Successivamente, con l’inasprimento delle controversie dottrinali che travolsero l’Europa della Riforma e della Controriforma, sia le idee che potevano indurre a immaginare un limbo di beatitudine naturale, sia le posizioni che avevano cercato di sdrammatizzare la morte dei non battezzati, come quella sostenuta da Tommaso de Vio, generale dell’ordine dei Predicatori, relativa alla validità di un battesimo attraverso il desiderio e le speranze dei genitori, furono abbandonate, quando non censurate (come accadde appunto all’idea di de Vio).
Eppure, almeno all’interno della Chiesa cattolica, il problema della morte senza battesimo e del destino incerto delle migliaia di anime innocenti di bambini e di adulti era lungi dall’essere risolto. Mentre le immagini di un limbo felice di beatitudine naturale venivano abbandonate, crebbe nel corso del Seicento e fino al Settecento il ricorso a pratiche sostitutive del battesimo, che furono tollerate a lungo dalla Chiesa romana, prima fra tutte il diffusissimo pellegrinaggio delle famiglie ai cosidetti «santuari della resurrezione» dove i bambini morti senza battesimo venivano «resuscitati» per i minuti necessari a impartire loro il battesimo d’acqua e dunque consentire la sepoltura in terra consacrata.

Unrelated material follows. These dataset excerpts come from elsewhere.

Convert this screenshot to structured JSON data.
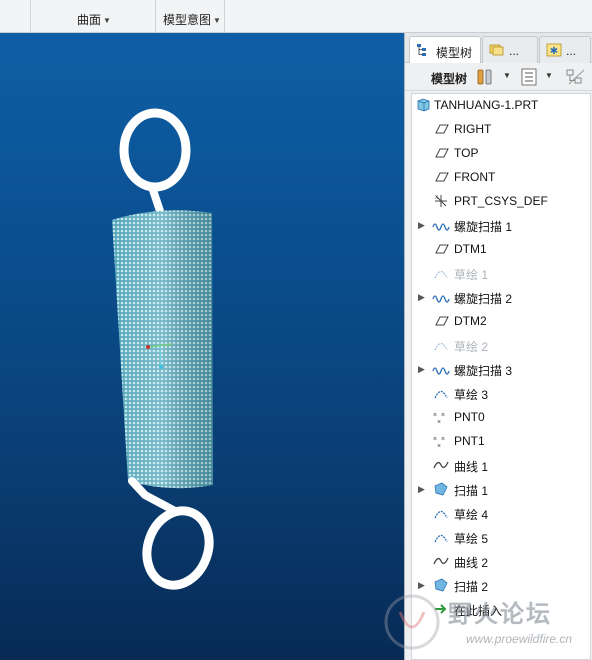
{
  "ribbon": {
    "groups": [
      {
        "label": "曲面"
      },
      {
        "label": "模型意图"
      }
    ]
  },
  "panel": {
    "tabs": [
      {
        "label": "模型树",
        "icon": "model-tree-icon"
      },
      {
        "label": "...",
        "icon": "layers-icon"
      },
      {
        "label": "...",
        "icon": "favorites-icon"
      }
    ],
    "toolbar": {
      "title": "模型树"
    },
    "tree": {
      "root": "TANHUANG-1.PRT",
      "items": [
        {
          "label": "RIGHT",
          "icon": "datum-plane-icon",
          "expandable": false,
          "dim": false
        },
        {
          "label": "TOP",
          "icon": "datum-plane-icon",
          "expandable": false,
          "dim": false
        },
        {
          "label": "FRONT",
          "icon": "datum-plane-icon",
          "expandable": false,
          "dim": false
        },
        {
          "label": "PRT_CSYS_DEF",
          "icon": "csys-icon",
          "expandable": false,
          "dim": false
        },
        {
          "label": "螺旋扫描 1",
          "icon": "helical-sweep-icon",
          "expandable": true,
          "dim": false
        },
        {
          "label": "DTM1",
          "icon": "datum-plane-icon",
          "expandable": false,
          "dim": false
        },
        {
          "label": "草绘 1",
          "icon": "sketch-icon",
          "expandable": false,
          "dim": true
        },
        {
          "label": "螺旋扫描 2",
          "icon": "helical-sweep-icon",
          "expandable": true,
          "dim": false
        },
        {
          "label": "DTM2",
          "icon": "datum-plane-icon",
          "expandable": false,
          "dim": false
        },
        {
          "label": "草绘 2",
          "icon": "sketch-icon",
          "expandable": false,
          "dim": true
        },
        {
          "label": "螺旋扫描 3",
          "icon": "helical-sweep-icon",
          "expandable": true,
          "dim": false
        },
        {
          "label": "草绘 3",
          "icon": "sketch-icon",
          "expandable": false,
          "dim": false
        },
        {
          "label": "PNT0",
          "icon": "datum-point-icon",
          "expandable": false,
          "dim": false
        },
        {
          "label": "PNT1",
          "icon": "datum-point-icon",
          "expandable": false,
          "dim": false
        },
        {
          "label": "曲线 1",
          "icon": "curve-icon",
          "expandable": false,
          "dim": false
        },
        {
          "label": "扫描 1",
          "icon": "sweep-icon",
          "expandable": true,
          "dim": false
        },
        {
          "label": "草绘 4",
          "icon": "sketch-icon",
          "expandable": false,
          "dim": false
        },
        {
          "label": "草绘 5",
          "icon": "sketch-icon",
          "expandable": false,
          "dim": false
        },
        {
          "label": "曲线 2",
          "icon": "curve-icon",
          "expandable": false,
          "dim": false
        },
        {
          "label": "扫描 2",
          "icon": "sweep-icon",
          "expandable": true,
          "dim": false
        },
        {
          "label": "在此插入",
          "icon": "insert-here-icon",
          "expandable": false,
          "dim": false
        }
      ]
    }
  },
  "watermark": {
    "title": "野火论坛",
    "url": "www.proewildfire.cn"
  },
  "colors": {
    "viewport_top": "#0f5fa6",
    "viewport_bottom": "#072a55",
    "spring_body": "#9fd4dc",
    "spring_hook": "#ffffff",
    "icon_blue": "#2a6fb5"
  }
}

Ponendo fine alla secolare storia del limbo, il documento approvato da Joseph Ratzinger nel 2007 si fonda su un aspetto sorprendente, se non paradossale: pur collocandosi con decisione sul terreno della «speranza», insistendo sul tema della misericordia divina e tornando all’originaria immagine della vittoria di Cristo sul peccato e sulla morte (immagine che è anche all’origine di tutta la storia iconografica del limbo), il documento invita ad abbandonare non tanto le immagini più oscure e infernali del limbo (che pure erano state sviluppate nei secoli sulla base di alcuni pronunciamenti di Agostino), quanto soprattutto quell’«ipotesi teologica» del limbo come «un destino intermedio e naturale, guadagnatoci dalla grazia di Cristo».
La principale ragione per cui, secondo Benedetto XVI e i suoi teologi, questa ipotesi è «problematica» e «superata alla luce di una maggiore speranza teologica», è che, «di fatto, nessuna esistenza umana viene mai vissuta in un tale ordine», perché «l’ordine attuale è soprannaturale». In un tale ordine gli esiti possibili di un’esistenza umana sono solo due: «O la visione di Dio o l’inferno». Tertium non datur . Secondo questo documento, sebbene ci possa essere speranza per le anime dei bambini innocenti morti prima del battesimo (che, riprendendo un’idea premoderna, un passaggio del testo associa ai Santi Innocenti massacrati da Erode), non ce n’è davvero nessuna per coloro che sono considerati alla stregua dei loro «carnefici», ovvero i genitori ritenuti colpevoli in caso di aborto.
Vista da questo punto di arrivo, la lunga e complessa storia del limbo può forse contribuire a riaprire la discussione non solo sul tema dell’aborto, ma anche sul più vasto problema, connaturato al cristianesimo e forse da esso inscindibile, di una Chiesa basata su un messaggio di tipo universalistico al quale, tuttavia, si può accedere solo attraverso il passaggio di nettissime linee di confine.